I've explored this in different directions and found out the only way to make it work with by using NIXPKGS_CONFIG, the problem is that the current semantics allow for builtins.pathExists to only return true to paths references by self, so that needs to be addressed bofore this can be fixed.

We could support NIXPKGS_ALLOW_INSECURE, but not permittedInsecurePackages in the current form. Note that I'm wary of supporting NIXPKGS_ALLOW_INSECURE as a global hook, I'd prefer each insecure package should be marked as accepted individually.

instantepiphany commented 1 month ago

We could support NIXPKGS_ALLOW_INSECURE, but not permittedInsecurePackages in the current form.

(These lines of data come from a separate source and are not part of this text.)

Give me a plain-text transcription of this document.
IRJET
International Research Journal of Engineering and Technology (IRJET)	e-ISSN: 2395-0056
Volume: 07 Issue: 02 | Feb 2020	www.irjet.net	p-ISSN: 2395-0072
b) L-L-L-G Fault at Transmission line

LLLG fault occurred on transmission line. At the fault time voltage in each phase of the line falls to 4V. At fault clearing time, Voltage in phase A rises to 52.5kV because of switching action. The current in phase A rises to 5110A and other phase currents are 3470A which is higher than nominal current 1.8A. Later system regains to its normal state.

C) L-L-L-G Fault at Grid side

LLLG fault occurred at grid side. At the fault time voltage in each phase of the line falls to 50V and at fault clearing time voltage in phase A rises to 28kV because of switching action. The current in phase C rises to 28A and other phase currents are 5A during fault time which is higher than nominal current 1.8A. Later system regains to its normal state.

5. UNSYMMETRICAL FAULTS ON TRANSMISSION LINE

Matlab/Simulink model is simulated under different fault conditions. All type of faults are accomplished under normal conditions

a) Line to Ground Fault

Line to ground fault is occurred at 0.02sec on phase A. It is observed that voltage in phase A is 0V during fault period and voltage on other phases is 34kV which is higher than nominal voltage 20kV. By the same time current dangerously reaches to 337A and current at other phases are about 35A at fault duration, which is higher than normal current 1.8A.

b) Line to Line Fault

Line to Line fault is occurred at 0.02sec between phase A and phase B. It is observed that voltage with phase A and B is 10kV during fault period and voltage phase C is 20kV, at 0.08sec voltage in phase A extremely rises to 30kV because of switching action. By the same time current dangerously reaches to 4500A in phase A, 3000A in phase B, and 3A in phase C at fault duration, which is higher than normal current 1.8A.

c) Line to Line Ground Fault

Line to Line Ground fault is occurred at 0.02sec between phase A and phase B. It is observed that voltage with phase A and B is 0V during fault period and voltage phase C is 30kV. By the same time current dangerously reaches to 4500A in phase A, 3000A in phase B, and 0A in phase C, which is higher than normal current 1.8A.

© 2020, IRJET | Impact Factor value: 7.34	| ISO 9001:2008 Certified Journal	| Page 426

Note that I'm wary of supporting NIXPKGS_ALLOW_INSECURE as a global hook, I'd prefer each insecure package should be marked as accepted individually.

That is unfortunate! I also would much prefer to allow packages individually. I'm hoping to get my company onboard with nixpkgs, probably via devenv. It would certainly be better from a security point of view to have the list of permitted insecure packages approach be possible.

I'd then be able to import that list from a separate file, which requires me or someone from my team to approve changes. Would make keeping things secure a lot easier.

Otherwise, setting NIXPKGS_ALLOW_INSECURE in our systems would make it too easy IMO for insecure packages to get into our code.

Thanks for reopening.

domenkozar commented 1 month ago

This issue is a top priority for me, and I need to brainstorm a way to make progress.

lucasvignolireis commented 1 month ago

Hey same issue here. While commit https://github.com/cachix/devenv/commit/7fa7e03942aee268c719d9d30b8c65b74850509e still is not in the air, is there a quick & dirty way to allow insecure packages using .envrc?

UPDATE SOLVED WITH:

impure: true

in devenv.yaml

AND

export NIXPKGS_ALLOW_INSECURE=1
use devenv

in .envrc

Although solution is a dirty fix, while some more intuitive way using permittedInsecurePackages and/or additional stuff in .yaml would be better. Does the above commit will allow for a better way?